I’m currently reading Too Big to Know by David Weinberger. The general premise of the book is that the world of knowledge has expanded beyond our ability to deal with it the way we have been dealing with it for the past few centuries. This, of course, is a drastic oversimplification of the premise but it is fairly close. He “blames” much of our current predicament on the transition from paper to digital formats in that paper shaped how we organized and consumed knowledge so much that it dictated our thought processes.
What is resonating with me currently is the chapter on science – in particular the way that the science community has recognized value in research. The current model is that scientists do research. They write dense articles about that research that are submitted to journals. Editorial boards of these journals sift through all of the submitted articles, reject most and publish those few that they deem to be the most important. The rest are either not published or are picked up by “lesser” journals. The material that makes it through the filters is deemed to be “of quality.” This model is slowly shifting as the open access movement is saying that the vast majority of the articles that are rejected by the top journals are still great science that people need to read, and often it is the failures in research are what lead to the greatest discoveries or are of the greatest use to others. There are publicly accessible digital collections of research like the Public Library of Science which, at some levels, will publish nearly any article as long as it is good research. It doesn’t have to be groundbreaking or by “important” scientists, it simply has to be science.

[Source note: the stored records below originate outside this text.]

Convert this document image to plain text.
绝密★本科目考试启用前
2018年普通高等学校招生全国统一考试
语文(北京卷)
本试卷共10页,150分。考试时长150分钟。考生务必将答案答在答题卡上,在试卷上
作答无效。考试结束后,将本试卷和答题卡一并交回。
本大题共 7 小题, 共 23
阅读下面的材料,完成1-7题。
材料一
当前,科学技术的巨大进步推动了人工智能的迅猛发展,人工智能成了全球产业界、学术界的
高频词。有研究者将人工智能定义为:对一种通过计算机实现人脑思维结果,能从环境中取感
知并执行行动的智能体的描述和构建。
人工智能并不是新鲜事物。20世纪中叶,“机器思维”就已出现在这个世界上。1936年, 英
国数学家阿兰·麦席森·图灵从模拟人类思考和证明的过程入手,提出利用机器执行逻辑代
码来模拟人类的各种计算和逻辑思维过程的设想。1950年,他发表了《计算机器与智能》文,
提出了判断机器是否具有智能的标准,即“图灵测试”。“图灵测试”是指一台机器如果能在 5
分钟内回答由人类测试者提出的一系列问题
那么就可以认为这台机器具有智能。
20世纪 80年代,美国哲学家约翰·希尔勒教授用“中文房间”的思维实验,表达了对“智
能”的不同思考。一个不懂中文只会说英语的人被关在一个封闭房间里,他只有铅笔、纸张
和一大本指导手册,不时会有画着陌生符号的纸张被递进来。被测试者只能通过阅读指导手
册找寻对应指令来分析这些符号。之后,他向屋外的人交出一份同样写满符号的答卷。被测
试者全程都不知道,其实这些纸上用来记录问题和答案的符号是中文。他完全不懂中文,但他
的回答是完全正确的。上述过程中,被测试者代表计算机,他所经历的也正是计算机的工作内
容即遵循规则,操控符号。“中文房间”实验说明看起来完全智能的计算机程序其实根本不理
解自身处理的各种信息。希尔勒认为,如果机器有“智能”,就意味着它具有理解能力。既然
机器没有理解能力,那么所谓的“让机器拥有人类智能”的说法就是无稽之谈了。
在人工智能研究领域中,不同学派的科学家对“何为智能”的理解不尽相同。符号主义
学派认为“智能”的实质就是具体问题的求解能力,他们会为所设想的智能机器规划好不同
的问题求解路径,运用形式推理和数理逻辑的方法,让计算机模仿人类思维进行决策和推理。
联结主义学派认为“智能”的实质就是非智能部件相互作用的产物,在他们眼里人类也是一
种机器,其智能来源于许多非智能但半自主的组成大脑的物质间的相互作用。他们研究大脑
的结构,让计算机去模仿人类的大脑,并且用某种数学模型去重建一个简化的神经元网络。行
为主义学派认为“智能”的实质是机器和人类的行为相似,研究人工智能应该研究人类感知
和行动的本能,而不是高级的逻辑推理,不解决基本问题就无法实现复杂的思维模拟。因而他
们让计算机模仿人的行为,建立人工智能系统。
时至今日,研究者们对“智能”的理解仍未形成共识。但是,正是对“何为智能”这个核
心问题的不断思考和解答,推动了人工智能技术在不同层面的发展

I couldn’t help but think about the parallels with the music industry in the way that a pop tune gets to market. In the music industry, executives at recording companies who are experts in what sells, decide which songs and which artists are “quality.” Many songs and artists are rejected by the big labels that may still have a strong local or regional following. Often these artists have more interest or talent than those that make it big. With the reduction of the cost of recording and distribution, independent artists are able to record and distribute their own music, without an executive deciding if they should or not. Nobody decides for the artist whether they have “the look” to be a star, whether their sound is “current” or if there is any market for them at all. They rent or buy a decent microphone, bring their instrument(s) and much of the rest of their “gear” can be found on many consumer grade computers. Distribution can be through social media. There doesn’t have to be mass pressing of CDs and the problems associated with storing and moving a physical product.
What both of these scenarios have in common is that the arbiter of quality no longer resides in an ivory (or corporate) tower. Those that get to choose what is good and what is bad for them are the end users – the scientists and the listeners. This makes life so much better and so much worse. What’s great is that anybody can contribute to the great body of “the literature” whether it be academic, music or any creative endeavour. The Nobel awarded botanist can be found in the same public science database as that crazy neighbour from down the street who has discovered a new and rare form of fungus growing in his back yard and has the chops to write about what he’s discovered. What sucks is that anybody can contribute and the Nobel awarded botanist’s work might be next to the article written by your crazy neighbour who spends more time “tasting” those mushrooms than studying them scientifically.
This whole process puts the onus on the individual consumer to put in the effort to determine what is good and what is not. The days are going where ones turns on the radio on a Saturday morning to find out what the top-ten albums of the week are. While the fact that certain recordings outsold other recordings this week does indicate that there is a certain group of artists that have caught the attention of a significant number of listeners, what is the best new recording for me, is not likely the best one for you. The most groundbreaking research in a field may not be the most relevant to the work that you are doing and while interesting, it is not the most important in your eyes.
So, we have this growing body of work in all areas of human creation that is more readily accessible by more people than ever before. It is hard to sift through and hard to separate the wheat from the chaff. But, for the critical consumer, and the creative producer, the opportunities abound.
If you enjoyed this post, I would encourage you to read Too Big to Know and Everything is Miscellaneous, both by David Weinberger. Whether you end up agreeing with his point of view or not, the concepts that he addresses are well worth spending the time thinking about.